Ser disponível
16/06/2004
- Opinión
Ele fez de tudo na vida. Foi ateu, marxista, mercenário da Legião
Estrangeira. Nas guerras matou muita gente. De repente se
converteu. Fez-se monge sem sair do mundo. Foi trabalhar como
estivador. Mas todo o tempo livre dedicava-o à oração e à
meditação. Durante o dia recitava mantras. Estranhamente tinha um
jeito próprio de rezar. Pensava: se Deus se fez gente em Jesus,
então foi como nós: fez chichi, choramingava pedindo peito, fazia
biquinho com as coisas que o incomodavam como a fralda molhada. No
começo Jesus teria gostado mais de Maria, depois mais de José,
coisas que Freud explica. E foi crescendo como nossas crianças,
brincando com formigas, correndo atrás dos cachorrinhos e,
maroto, levantando os vestidinhos das meninas para vê-las
furiosas como imaginou Fernando Pessoa.
E então rezava a Nossa Senhora imaginando como ela ninava Jesus,
como lavava no tanque as fraldinhas e como cozinhava o mingau
para o Menino as comidas fortes para o bom José. E se alegrava
interiormente com tais matutações porque as sentia e vivia na
forma de comoção do coração. E chorava com freqüência de alegria
espiritual.
Depois decidiu fazer-se religioso, da ordem dos Irmãozinhos de
Foucauld, desses que vivem pobres no meio dos mais pobres.
Continuou no mundo. Apenas encontrava de tempos em tempos a
fraternidade. Criou uma pequena comunidade na pior favela da
cidade. Tinha poucos discípulos. Apenas três que acabaram indo
todos embora.
Só, agregou-se então a uma paróquia que fazia trabalho popular.
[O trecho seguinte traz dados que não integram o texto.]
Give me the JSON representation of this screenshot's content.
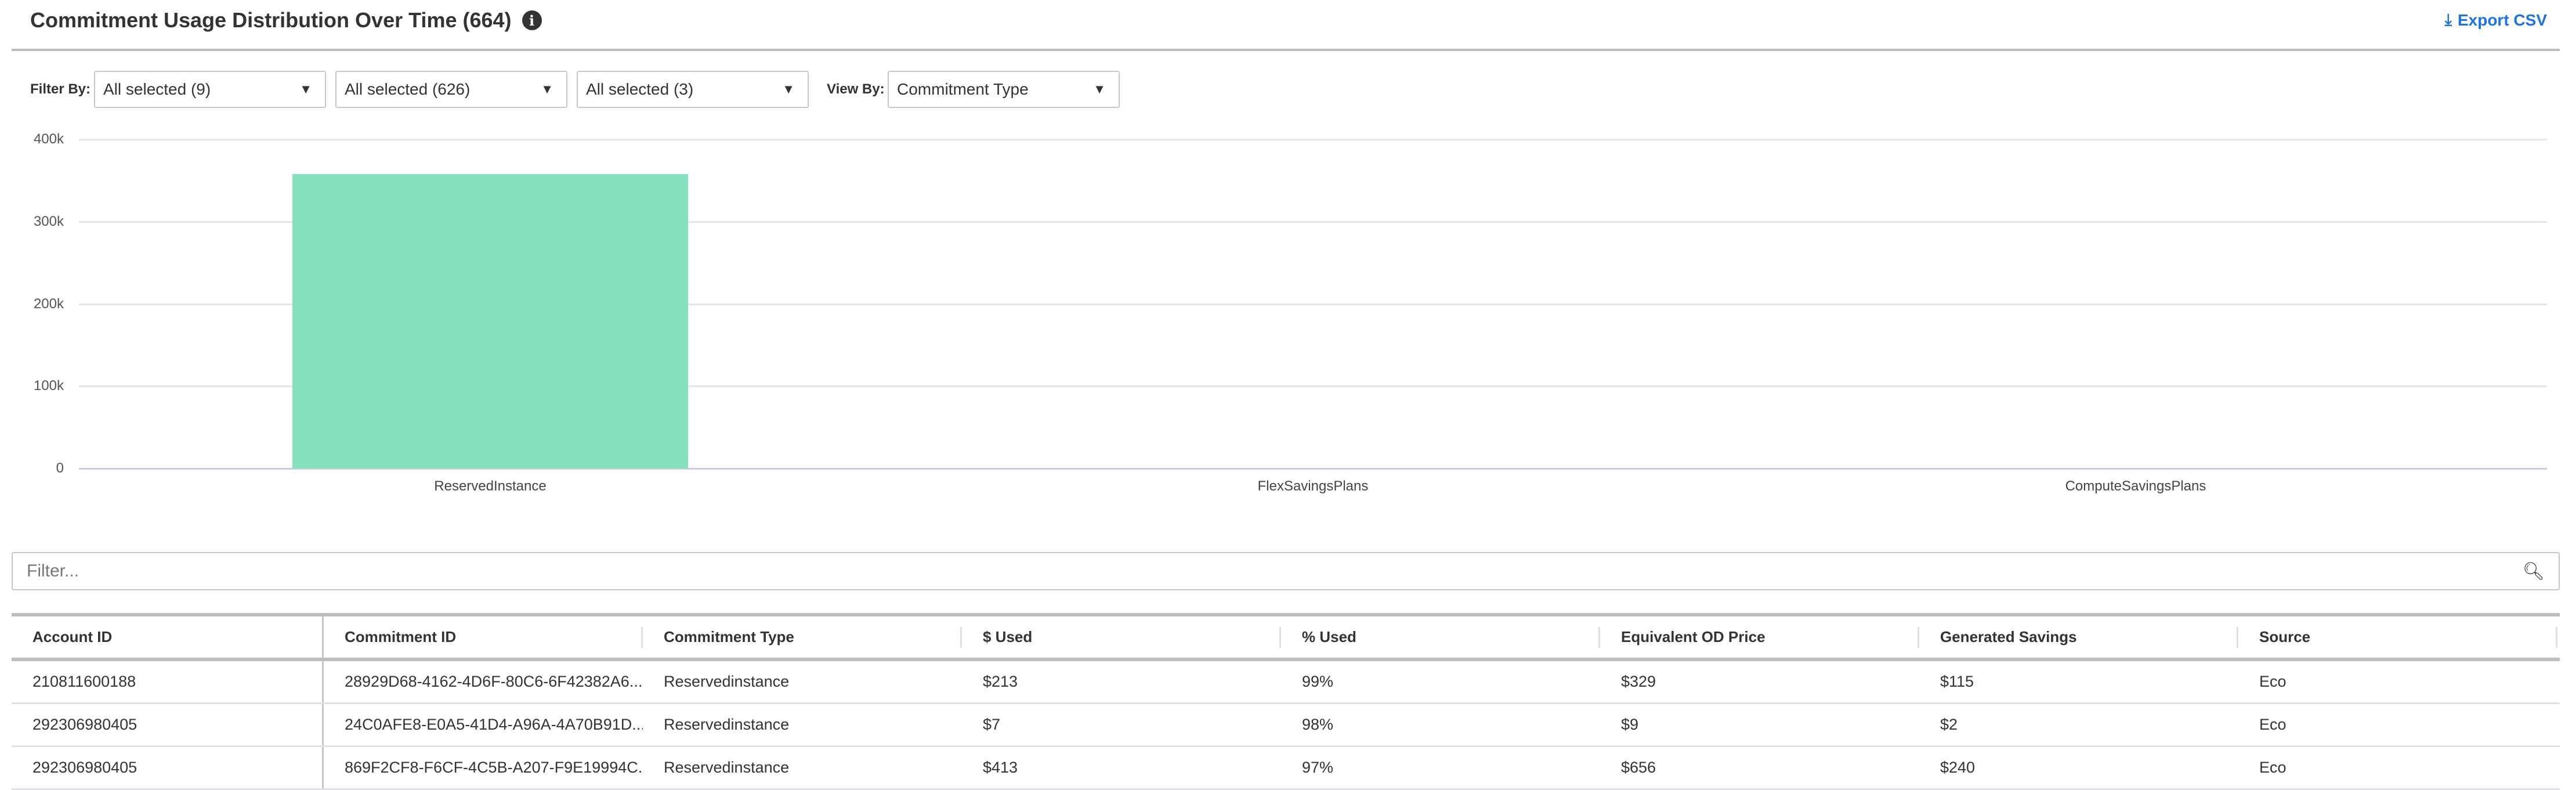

Trabalhava com os sem-terra e com os sem-teto. Corajoso,
organizava manifestações públicas em frente à Prefeitura e puxava
ocupações de terrenos baldios. E quando os sem-terra e sem-teto
conseguiam se estabelecer, fazia belas celebrações ecumênicas com
muitos símbolos.
Mas todos os dias, por volta das 10 da noite, se enfurnava na
igreja escura. Apenas a lamparina lançava lampejos titubeantes de
luz, transformando as estátuas mortas em fantasmas vivos e as
colunas eretas, em estranhas bruxas. E lá se quedava até as 11
horas. Todas as noites. Impassível, olhos fixos no tabernáculo.
Um dia fui procurá-lo na igreja. Perguntei-lhe de chofre: meu
irmão (não vou revelar o nome para não ser identificado), você
sente Deus, quando depois dos trabalhos, se mete a escutá-lo na
igreja? Ele te diz alguma coisa?
Com toda a tranqüilidade, como quem acorda de um sono profundo,
apenas disse: Eu não sinto nada. Há muito tempo que não escuto
sua voz. Já senti um dia. Era fascinante. Enchia meus dias de
música. Hoje não escuto mais nada. Talvez Deus não me falará nunca
mais. E então, retruquei eu, por que continua, todas as noites, ai
na escuridão sagrada da igreja? Eu continuo, respondeu, porque
quero estar disponível. Se Ele quiser se manifestar, sair de Seu
silêncio e falar, eu estou aqui para escutar. E se Ele quiser
falar e eu não estiver aqui? Pois, cada vez, Ele vem somente uma
única vez. Como outrora.
Deixei-o em sua plena disponibilidade. Sai maravilhado e
meditativo. É por causa desses que o mundo não é destruído e Deus
continua a manter sua misericórdia. Sobre a humana perversidade:
porque eles vigiam e esperam, contra toda a esperança, o advento
de Deus que talvez nunca acontecerá.